Maxwell Kuzma, a Catholic transgender man, columnist for National Catholic Reporter, and DignityUSA board member, said, “At a time when the U.S. government is already restricting gender-affirming care across healthcare systems nationwide, the bishops had an opportunity to stand not just with immigrants, as the Pope asked them to do, but also with transgender and gender-diverse people, who are marginalized and stigmatized in society. It is shameful that the bishops chose to align with the state’s coercive control over the bodies and lives of transgender people.
“The contrast could not be more striking. After courageously against the inhumane treatment of immigrants in this country, they now fail to uphold the same basic human dignity for transgender and gender-diverse people. Standing with the state instead of the marginalized is not the way of Christ,” said Kuzma.
“Jesus never divided the vulnerable into categories worth saving and those to be sacrificed for the sake of political convenience. He stretched out his hands to heal those who came to him—the marginalized, the stigmatized, and those deemed “sinful” by society. He was not caught up in culture war talking points—he spent his time ministering to those on the margins.”
Kuzma added, “As a transgender man, I know firsthand how essential and life-giving gender-affirming care is. It allows people like me to live authentically, joyfully, and without fear. Restricting that care is not an act of moral clarity—it is a denial of the sanctity of life the Church claims to defend.

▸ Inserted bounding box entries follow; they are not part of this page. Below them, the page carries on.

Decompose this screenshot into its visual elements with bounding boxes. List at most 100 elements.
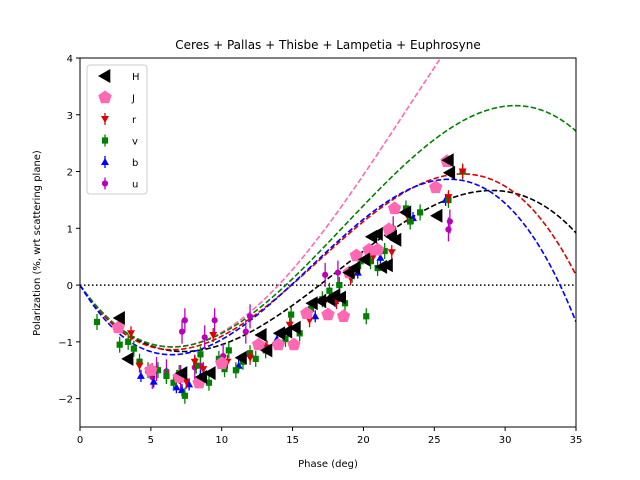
legend-marker-J-marker: [98, 90, 112, 104]
data-point-u-17-marker: [446, 218, 453, 225]
x-tick-label-30: 30: [499, 435, 512, 446]
legend-label-H: H: [132, 72, 140, 83]
data-point-J-4: [215, 356, 229, 370]
legend-label-b: b: [132, 158, 138, 169]
data-point-r-7-marker: [209, 332, 218, 339]
data-point-u-12: [246, 304, 254, 329]
data-point-J-14: [370, 242, 385, 256]
data-point-b-4-marker: [185, 380, 194, 388]
data-point-v-8-marker: [170, 379, 177, 386]
data-point-v-39-marker: [417, 209, 424, 216]
data-point-u-5: [181, 308, 188, 333]
data-point-H-1-marker: [121, 351, 134, 366]
y-tick-label-4: 4: [67, 54, 73, 65]
data-point-H-11: [305, 296, 318, 311]
data-point-u-16-marker: [445, 226, 452, 233]
data-point-u-4: [178, 319, 186, 344]
data-point-r-9: [246, 350, 255, 365]
data-point-H-3: [194, 370, 208, 384]
legend-marker-H-marker: [98, 69, 111, 83]
x-tick-label-5: 5: [148, 435, 154, 446]
data-point-v-6: [154, 362, 162, 379]
data-point-u-14: [334, 260, 342, 285]
data-point-H-12-marker: [313, 294, 327, 308]
data-point-u-17: [446, 209, 453, 234]
data-point-H-5: [234, 350, 247, 365]
fit-curve-v: [80, 104, 576, 348]
data-point-v-35: [381, 243, 388, 260]
data-point-J-10: [336, 309, 351, 322]
data-point-J-7-marker: [287, 337, 301, 351]
data-point-H-27: [441, 153, 454, 168]
data-point-H-18: [357, 252, 371, 267]
data-point-H-12: [313, 294, 327, 308]
x-tick-label-35: 35: [570, 435, 583, 446]
data-point-r-0-marker: [127, 330, 135, 338]
data-point-H-3-marker: [194, 370, 208, 384]
x-tick-label-20: 20: [357, 435, 370, 446]
y-axis-label: Polarization (%, wrt scattering plane): [32, 150, 43, 336]
data-point-r-9-marker: [246, 354, 255, 362]
data-point-H-24: [389, 232, 402, 247]
y-tick-label-0: 0: [67, 281, 73, 292]
data-point-v-23-marker: [288, 311, 295, 318]
x-tick-label-0: 0: [77, 435, 83, 446]
data-point-v-33-marker: [367, 258, 374, 265]
data-point-H-17-marker: [347, 261, 361, 275]
data-point-J-0-marker: [111, 320, 125, 334]
data-point-H-24-marker: [389, 232, 402, 247]
data-point-r-4-marker: [182, 378, 191, 386]
data-point-r-19-marker: [444, 194, 453, 202]
data-point-r-7: [209, 328, 218, 343]
data-point-r-19: [444, 190, 453, 205]
data-point-H-1: [121, 351, 134, 366]
y-tick-label-3: 3: [67, 111, 73, 122]
data-point-u-12-marker: [246, 313, 254, 320]
data-point-u-11-marker: [242, 328, 249, 335]
data-point-H-0-marker: [112, 311, 125, 325]
x-tick-label-25: 25: [428, 435, 441, 446]
legend-marker-v: [101, 134, 109, 147]
x-tick-label-10: 10: [215, 435, 228, 446]
data-point-H-10: [288, 320, 301, 335]
data-point-u-13: [322, 262, 329, 287]
fit-curve-b: [80, 178, 576, 356]
data-point-b-0: [136, 369, 145, 382]
legend-label-J: J: [131, 94, 135, 105]
data-point-v-23: [288, 306, 295, 323]
data-point-r-5: [190, 354, 199, 369]
data-point-H-6-marker: [254, 328, 267, 342]
data-point-u-14-marker: [334, 269, 342, 276]
data-point-v-6-marker: [154, 367, 162, 374]
legend-marker-b: [101, 156, 109, 168]
data-point-v-16-marker: [225, 347, 232, 354]
data-point-v-0: [93, 313, 101, 330]
legend-marker-u-marker: [101, 180, 109, 187]
data-point-v-32: [363, 308, 370, 325]
data-point-v-35-marker: [381, 247, 388, 255]
data-point-v-20: [252, 350, 259, 367]
data-point-r-1: [135, 358, 144, 373]
data-point-r-1-marker: [135, 362, 144, 370]
data-point-H-8-marker: [272, 326, 286, 341]
data-point-v-0-marker: [93, 318, 101, 326]
data-point-b-1: [149, 375, 158, 388]
data-point-u-9-marker: [211, 317, 218, 324]
legend-marker-b-marker: [101, 158, 109, 165]
data-point-J-13-marker: [362, 242, 376, 256]
data-point-H-20-marker: [370, 227, 383, 241]
data-point-H-2-marker: [175, 366, 188, 381]
data-point-r-5-marker: [190, 358, 199, 366]
data-point-H-8: [272, 326, 286, 341]
data-point-H-26: [430, 208, 443, 223]
data-point-J-6-marker: [271, 337, 286, 351]
data-point-v-10: [181, 387, 188, 404]
fit-curve-r: [80, 173, 576, 351]
legend-marker-r: [101, 113, 109, 125]
data-point-v-20-marker: [252, 355, 259, 362]
data-point-v-12: [197, 346, 204, 363]
data-point-J-12: [349, 248, 363, 262]
data-points: [93, 153, 467, 404]
data-point-r-20: [458, 164, 467, 179]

“I also know what it means to receive real support from Catholics—not only from friends and faith communities who pray and grow with me, but even from Pope Francis himself, whose hand I shook as I told him in Spanish that I am transgender. He smiled at me, pastoral and warm, just as he was with the many other transgender people he greeted and supported.
“The bishops’ own words on human dignity cannot be hollow. If they truly believe that every life reflects the image of God, that conviction must extend to trans and queer people as well as to immigrants. Anything less is a failure of solidarity and a distortion of the Gospel.
“Gender-affirming care encompasses more than trans people alone—these restrictions will harm cisgender patients, parents, and healthcare providers too. To abandon solidarity with one marginalized group while standing with another makes no moral sense. Jesus identified himself with all who suffer. To follow him is to do the same,” said Kuzma.
DignityUSA believes that all medical institutions, including Catholic hospitals, should abide by the WPATH standards for the care of people with gender dysphoria.
DignityUSA is the world’s oldest organization of LGBTQIA+ and ally Catholics. Founded in 1969, it provides affirming spiritual community, education, and advocacy to make the Catholic church and society more just and inclusive of LGBTQIA+ people.